The value of $$\log_e 2 \cdot \dfrac{d}{dx}(\log_{\cos x} \csc x)$$ at $$x = \dfrac{\pi}{4}$$ is

We need to find the value of $$\log_e 2 \cdot \dfrac{d}{dx}(\log_{\cos x} \csc x)$$ at $$x = \dfrac{\pi}{4}$$.

$$\log_{\cos x} \csc x = \frac{\ln(\csc x)}{\ln(\cos x)}$$

Let $$u = \ln(\csc x)$$ and $$v = \ln(\cos x)$$.
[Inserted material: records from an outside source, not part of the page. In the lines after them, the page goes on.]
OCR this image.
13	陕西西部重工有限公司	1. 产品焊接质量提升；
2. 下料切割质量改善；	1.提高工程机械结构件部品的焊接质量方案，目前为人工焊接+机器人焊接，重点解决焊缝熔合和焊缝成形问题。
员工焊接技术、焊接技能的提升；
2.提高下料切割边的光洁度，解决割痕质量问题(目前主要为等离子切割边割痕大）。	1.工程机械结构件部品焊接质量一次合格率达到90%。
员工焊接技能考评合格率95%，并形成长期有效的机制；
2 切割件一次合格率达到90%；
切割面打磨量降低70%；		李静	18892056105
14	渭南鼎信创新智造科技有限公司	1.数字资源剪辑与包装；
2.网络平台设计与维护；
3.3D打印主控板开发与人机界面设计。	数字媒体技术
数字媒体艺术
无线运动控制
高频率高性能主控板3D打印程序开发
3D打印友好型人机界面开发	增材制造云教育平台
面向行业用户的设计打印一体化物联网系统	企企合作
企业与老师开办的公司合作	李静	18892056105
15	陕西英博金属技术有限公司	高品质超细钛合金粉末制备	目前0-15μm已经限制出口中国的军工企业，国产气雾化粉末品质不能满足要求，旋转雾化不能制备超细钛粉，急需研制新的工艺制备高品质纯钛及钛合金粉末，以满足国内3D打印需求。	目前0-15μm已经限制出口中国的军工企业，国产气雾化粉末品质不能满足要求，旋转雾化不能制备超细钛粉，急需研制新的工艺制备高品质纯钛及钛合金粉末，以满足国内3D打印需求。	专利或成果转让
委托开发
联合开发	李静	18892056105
$$u' = \frac{-\csc x \cot x}{\csc x} = -\cot x$$

$$v' = \frac{-\sin x}{\cos x} = -\tan x$$

$$f'(x) = \frac{u'v - uv'}{v^2} = \frac{-\cot x \cdot \ln(\cos x) - \ln(\csc x) \cdot (-\tan x)}{[\ln(\cos x)]^2}$$

$$= \frac{-\cot x \cdot \ln(\cos x) + \tan x \cdot \ln(\csc x)}{[\ln(\cos x)]^2}$$

At $$x = \frac{\pi}{4}$$:

$$\cos\frac{\pi}{4} = \frac{1}{\sqrt{2}}, \quad \csc\frac{\pi}{4} = \sqrt{2}$$

$$\cot\frac{\pi}{4} = 1, \quad \tan\frac{\pi}{4} = 1$$

$$\ln(\cos\frac{\pi}{4}) = \ln\frac{1}{\sqrt{2}} = -\frac{1}{2}\ln 2$$

$$\ln(\csc\frac{\pi}{4}) = \ln\sqrt{2} = \frac{1}{2}\ln 2$$

Numerator: $$-1 \cdot (-\frac{1}{2}\ln 2) + 1 \cdot \frac{1}{2}\ln 2 = \frac{1}{2}\ln 2 + \frac{1}{2}\ln 2 = \ln 2$$

Denominator: $$\left(-\frac{1}{2}\ln 2\right)^2 = \frac{1}{4}(\ln 2)^2$$

$$f'\left(\frac{\pi}{4}\right) = \frac{\ln 2}{\frac{1}{4}(\ln 2)^2} = \frac{4}{\ln 2} = \frac{4}{\log_e 2}$$

$$\log_e 2 \cdot f'\left(\frac{\pi}{4}\right) = \log_e 2 \cdot \frac{4}{\log_e 2} = 4$$

Therefore, the correct answer is Option D: $$4$$.